After a weekend of heated debate, the Kansas legislature passed a bill that strips teachers of the right to challenge dismissals and ensures tax breaks for corporations that fund private school scholarships. Despite huge majorities in the state House and Senate, the bills passed narrowly over the objections of hundreds of teachers and activists who packed the galleries to protest the bill.
Until now, a teacher with three years of experience was guaranteed the right to receive a written reason for possible termination and the right to appeal the decision. Teachers in Kansas have had the right to due process since 1957. Without it, a teacher could be fired for being gay, or disagreeing politically with an administrator, and have no recourse.
The bill also provides $126 million to address disparities in public school funding. The Kansas supreme court ruled in March that the state’s current funding system is unconstitutional. The court had ordered the legislature to craft a solution before July 1. Some Republican lawmakers sought policy changes like the end of due process in exchange for supporting the funding measure.
Republican Governor Sam Brownback has not said whether he will sign the bill. In a statement, Brownback did not mention the due process part of the bill. “The school finance bill passed by the Kansas Legislature today fully complies with, and indeed exceeds, the requirements of the recent Kansas Supreme Court ruling for funding schools and providing equity,” he said. “The bill ensures that taxpayer dollars are spent efficiently, putting money in the classrooms to help teachers teach and students learn.”
Kansas’ teachers are among the lowest paid in the United States, with the state coming in 42nd in teacher pay. Educators fear that eliminating due process rights for teachers will make it even harder to retain talented teachers. “How do we get great teachers to come to Kansas when they’re already getting paid so little, and now they have no due process?” Aaron Estabrook, a school board member in the city of Manhattan asked msnbc. “How can we recruit them when they won’t be protected?”
Laura Hurla, a fifth grade teacher in Shawnee Heights, near Topeka, told msnbc that even though she trusts her district’s administration to work with teachers, other districts might not be so lucky. “With fewer dollars per pupil and a pay scale based on experience, without any due process for experienced teachers, that’s really scary. We become at will employees,” Hurla said.
LGBT activists also condemned the bill. Tom Witt, the executive director of Equality Kansas, said that the bill will make it easier for homophobic administrators to fire teachers based on their sexual orientation. “There are gay and lesbian teachers in this state who are perfectly good teachers, but the only reason they still have their jobs is, even though their administrators wanted to get rid of them because of their sexual orientation, they couldn’t,” Witt said. “You take away this protection. It’s not like people can go back in the closet.”

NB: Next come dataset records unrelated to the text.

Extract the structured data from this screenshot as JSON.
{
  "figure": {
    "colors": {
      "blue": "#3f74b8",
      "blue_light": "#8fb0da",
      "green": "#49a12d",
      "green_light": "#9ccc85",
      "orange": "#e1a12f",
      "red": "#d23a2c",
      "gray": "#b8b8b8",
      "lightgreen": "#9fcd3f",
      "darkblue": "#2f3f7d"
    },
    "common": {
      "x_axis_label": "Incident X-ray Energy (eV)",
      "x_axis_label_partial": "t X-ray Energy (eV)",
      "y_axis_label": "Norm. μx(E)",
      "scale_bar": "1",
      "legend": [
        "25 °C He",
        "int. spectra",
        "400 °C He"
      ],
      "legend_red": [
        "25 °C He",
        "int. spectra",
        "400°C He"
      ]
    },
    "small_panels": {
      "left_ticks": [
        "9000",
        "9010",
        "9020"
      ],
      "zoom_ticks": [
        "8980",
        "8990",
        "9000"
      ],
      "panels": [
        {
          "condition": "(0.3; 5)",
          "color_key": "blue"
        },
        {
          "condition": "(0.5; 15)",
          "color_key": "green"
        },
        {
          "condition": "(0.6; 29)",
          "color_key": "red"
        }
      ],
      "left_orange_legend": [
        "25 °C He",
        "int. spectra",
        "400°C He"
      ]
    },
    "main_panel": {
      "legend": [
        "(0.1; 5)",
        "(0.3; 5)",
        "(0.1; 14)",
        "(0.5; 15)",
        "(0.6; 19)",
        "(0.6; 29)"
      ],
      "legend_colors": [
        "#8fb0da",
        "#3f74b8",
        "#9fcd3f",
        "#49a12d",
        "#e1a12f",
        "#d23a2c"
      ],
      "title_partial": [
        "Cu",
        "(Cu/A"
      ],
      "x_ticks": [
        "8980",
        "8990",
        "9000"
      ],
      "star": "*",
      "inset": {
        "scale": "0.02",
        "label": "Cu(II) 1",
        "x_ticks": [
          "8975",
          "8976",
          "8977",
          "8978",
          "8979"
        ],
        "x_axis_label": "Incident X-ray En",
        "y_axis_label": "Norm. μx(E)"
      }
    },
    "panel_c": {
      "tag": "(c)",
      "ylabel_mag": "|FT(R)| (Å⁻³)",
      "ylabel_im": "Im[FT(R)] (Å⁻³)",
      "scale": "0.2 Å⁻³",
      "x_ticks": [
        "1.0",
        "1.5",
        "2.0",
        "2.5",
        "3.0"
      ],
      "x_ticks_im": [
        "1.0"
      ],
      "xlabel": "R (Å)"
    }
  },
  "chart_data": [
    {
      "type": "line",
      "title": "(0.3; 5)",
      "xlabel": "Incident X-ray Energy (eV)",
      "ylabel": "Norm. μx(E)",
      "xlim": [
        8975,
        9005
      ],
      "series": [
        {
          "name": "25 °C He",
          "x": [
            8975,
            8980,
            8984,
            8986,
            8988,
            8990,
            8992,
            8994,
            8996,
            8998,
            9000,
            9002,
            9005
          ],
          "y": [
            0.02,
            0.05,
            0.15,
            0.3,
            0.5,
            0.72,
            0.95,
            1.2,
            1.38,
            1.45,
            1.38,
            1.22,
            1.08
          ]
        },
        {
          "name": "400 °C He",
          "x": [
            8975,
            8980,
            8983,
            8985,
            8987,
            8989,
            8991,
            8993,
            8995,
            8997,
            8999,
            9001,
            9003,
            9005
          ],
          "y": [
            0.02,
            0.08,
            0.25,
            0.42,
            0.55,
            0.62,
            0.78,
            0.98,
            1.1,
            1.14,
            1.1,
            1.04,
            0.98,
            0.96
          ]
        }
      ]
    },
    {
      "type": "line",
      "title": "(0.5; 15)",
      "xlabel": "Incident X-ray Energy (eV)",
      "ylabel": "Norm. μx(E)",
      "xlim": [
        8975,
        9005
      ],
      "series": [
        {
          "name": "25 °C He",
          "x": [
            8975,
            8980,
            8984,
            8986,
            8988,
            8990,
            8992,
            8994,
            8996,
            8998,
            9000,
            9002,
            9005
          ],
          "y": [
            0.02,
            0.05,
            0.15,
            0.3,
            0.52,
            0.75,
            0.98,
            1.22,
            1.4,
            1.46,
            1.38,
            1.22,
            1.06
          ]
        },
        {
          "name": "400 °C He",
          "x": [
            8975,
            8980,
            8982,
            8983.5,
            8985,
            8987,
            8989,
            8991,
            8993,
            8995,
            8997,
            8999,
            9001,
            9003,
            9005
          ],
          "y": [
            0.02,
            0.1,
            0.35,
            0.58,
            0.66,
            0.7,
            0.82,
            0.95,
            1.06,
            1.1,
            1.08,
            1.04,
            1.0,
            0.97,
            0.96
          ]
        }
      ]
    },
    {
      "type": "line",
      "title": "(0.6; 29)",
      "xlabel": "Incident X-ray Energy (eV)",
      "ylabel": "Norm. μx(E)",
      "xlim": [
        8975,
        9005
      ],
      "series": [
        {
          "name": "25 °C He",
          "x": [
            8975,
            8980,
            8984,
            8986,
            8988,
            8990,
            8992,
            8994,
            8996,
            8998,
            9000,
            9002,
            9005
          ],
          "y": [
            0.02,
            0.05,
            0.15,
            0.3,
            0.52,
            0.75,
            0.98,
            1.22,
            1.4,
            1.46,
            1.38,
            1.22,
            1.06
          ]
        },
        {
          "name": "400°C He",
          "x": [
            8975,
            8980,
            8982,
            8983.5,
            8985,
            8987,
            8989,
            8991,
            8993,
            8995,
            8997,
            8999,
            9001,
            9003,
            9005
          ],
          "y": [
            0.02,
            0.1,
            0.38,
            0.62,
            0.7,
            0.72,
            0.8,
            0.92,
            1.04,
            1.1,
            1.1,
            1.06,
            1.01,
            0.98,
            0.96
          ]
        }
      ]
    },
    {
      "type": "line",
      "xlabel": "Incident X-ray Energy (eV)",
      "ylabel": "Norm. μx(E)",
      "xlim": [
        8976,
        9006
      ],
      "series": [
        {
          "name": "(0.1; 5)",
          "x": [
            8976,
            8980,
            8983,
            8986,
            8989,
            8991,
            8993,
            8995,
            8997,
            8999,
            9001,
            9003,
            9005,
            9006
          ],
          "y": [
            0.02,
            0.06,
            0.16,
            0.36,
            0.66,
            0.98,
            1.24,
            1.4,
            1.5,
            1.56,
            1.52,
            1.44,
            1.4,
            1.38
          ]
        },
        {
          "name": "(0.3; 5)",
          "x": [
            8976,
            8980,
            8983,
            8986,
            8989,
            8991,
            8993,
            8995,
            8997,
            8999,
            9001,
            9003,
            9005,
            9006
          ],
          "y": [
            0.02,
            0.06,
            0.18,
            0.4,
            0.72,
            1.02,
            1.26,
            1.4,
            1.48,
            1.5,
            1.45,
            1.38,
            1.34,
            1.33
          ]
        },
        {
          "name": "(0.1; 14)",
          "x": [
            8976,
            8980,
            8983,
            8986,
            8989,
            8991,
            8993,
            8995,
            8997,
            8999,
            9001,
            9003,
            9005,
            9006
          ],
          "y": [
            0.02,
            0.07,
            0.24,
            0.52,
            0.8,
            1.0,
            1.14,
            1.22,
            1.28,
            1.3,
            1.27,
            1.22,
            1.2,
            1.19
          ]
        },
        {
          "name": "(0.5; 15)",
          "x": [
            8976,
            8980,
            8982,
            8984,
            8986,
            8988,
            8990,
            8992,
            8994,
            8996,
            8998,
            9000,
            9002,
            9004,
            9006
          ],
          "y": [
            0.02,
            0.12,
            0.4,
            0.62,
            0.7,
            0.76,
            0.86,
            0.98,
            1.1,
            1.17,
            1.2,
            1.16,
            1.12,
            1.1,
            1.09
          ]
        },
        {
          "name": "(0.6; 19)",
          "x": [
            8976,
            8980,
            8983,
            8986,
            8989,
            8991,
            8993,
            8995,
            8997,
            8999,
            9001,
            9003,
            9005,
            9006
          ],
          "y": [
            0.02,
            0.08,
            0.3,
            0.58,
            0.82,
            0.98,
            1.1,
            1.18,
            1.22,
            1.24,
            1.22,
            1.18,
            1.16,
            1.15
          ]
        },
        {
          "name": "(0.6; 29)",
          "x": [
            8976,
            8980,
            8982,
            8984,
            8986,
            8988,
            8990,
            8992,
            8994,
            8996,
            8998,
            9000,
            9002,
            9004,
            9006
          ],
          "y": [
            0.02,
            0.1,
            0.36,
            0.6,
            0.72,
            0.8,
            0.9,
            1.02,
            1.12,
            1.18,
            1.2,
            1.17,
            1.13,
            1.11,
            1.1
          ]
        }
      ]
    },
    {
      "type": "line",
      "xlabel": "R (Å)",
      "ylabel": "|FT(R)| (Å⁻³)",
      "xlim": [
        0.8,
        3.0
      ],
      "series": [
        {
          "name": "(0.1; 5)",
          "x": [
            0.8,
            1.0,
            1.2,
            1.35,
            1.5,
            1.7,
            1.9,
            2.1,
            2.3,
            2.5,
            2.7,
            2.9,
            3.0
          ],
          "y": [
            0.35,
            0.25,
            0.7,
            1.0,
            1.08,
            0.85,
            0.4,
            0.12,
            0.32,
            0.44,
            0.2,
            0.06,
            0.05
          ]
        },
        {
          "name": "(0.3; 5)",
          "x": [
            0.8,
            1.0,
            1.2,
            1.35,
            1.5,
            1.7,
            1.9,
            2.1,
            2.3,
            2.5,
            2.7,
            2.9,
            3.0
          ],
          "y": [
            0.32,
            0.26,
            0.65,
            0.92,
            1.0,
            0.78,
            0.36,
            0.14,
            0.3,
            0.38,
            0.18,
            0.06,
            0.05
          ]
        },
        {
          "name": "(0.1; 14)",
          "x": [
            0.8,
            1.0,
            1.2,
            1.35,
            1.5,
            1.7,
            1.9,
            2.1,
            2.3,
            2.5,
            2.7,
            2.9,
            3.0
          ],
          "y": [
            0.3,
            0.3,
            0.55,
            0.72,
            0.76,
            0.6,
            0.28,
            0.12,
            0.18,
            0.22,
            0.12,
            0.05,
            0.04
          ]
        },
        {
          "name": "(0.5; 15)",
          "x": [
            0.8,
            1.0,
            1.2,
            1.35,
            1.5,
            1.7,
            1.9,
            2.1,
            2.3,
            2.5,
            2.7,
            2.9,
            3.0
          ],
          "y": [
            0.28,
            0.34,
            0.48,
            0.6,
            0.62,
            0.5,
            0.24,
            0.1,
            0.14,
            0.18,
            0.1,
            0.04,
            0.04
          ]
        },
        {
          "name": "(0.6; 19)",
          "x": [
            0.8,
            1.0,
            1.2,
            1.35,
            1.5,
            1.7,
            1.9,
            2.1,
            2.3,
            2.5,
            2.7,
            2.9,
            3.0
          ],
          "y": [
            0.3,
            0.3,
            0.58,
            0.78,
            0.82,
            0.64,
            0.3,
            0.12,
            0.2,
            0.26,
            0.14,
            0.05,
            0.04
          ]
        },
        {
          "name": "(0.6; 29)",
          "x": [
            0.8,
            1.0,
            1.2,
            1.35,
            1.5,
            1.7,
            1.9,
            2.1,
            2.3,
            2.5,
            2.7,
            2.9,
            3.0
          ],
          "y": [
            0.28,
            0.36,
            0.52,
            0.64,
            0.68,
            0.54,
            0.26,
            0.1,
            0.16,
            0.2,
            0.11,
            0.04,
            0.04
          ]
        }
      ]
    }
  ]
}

The Kansas branch of Americans for Prosperity, the group founded by conservative billionaires Charles and David Koch, had pushed for the change and lauded the elimination of due process for teachers. Jeff Glendening, AFP-Kansas’ state director, called the bill’s passage “a great win for Kansas students.”
Some measures supported by the most conservative members of the legislature did not make it into the final bill. There were provisions that would have blocked funding for Common Core, the nationwide academic standards. There was also a proposal to provide tax credits to parents who send children to private schools or homeschool them.
Estabrook told msnbc that he will push for his district to keep the old system. “I haven’t seen any reason why those protections should be taken away. The process works,” he said. Hurla also said she hopes districts will still negotiate with teachers, but worries about the future. “Our teachers are extremely saddened.,” she said. “Worried about future teachers and losing good teachers to the private sector.”
Kansas has made deep cuts to its education budget in recent years. According to the Center on Budget and Policy Priorities, only seven states cut more funding per student between 2008 and 2013.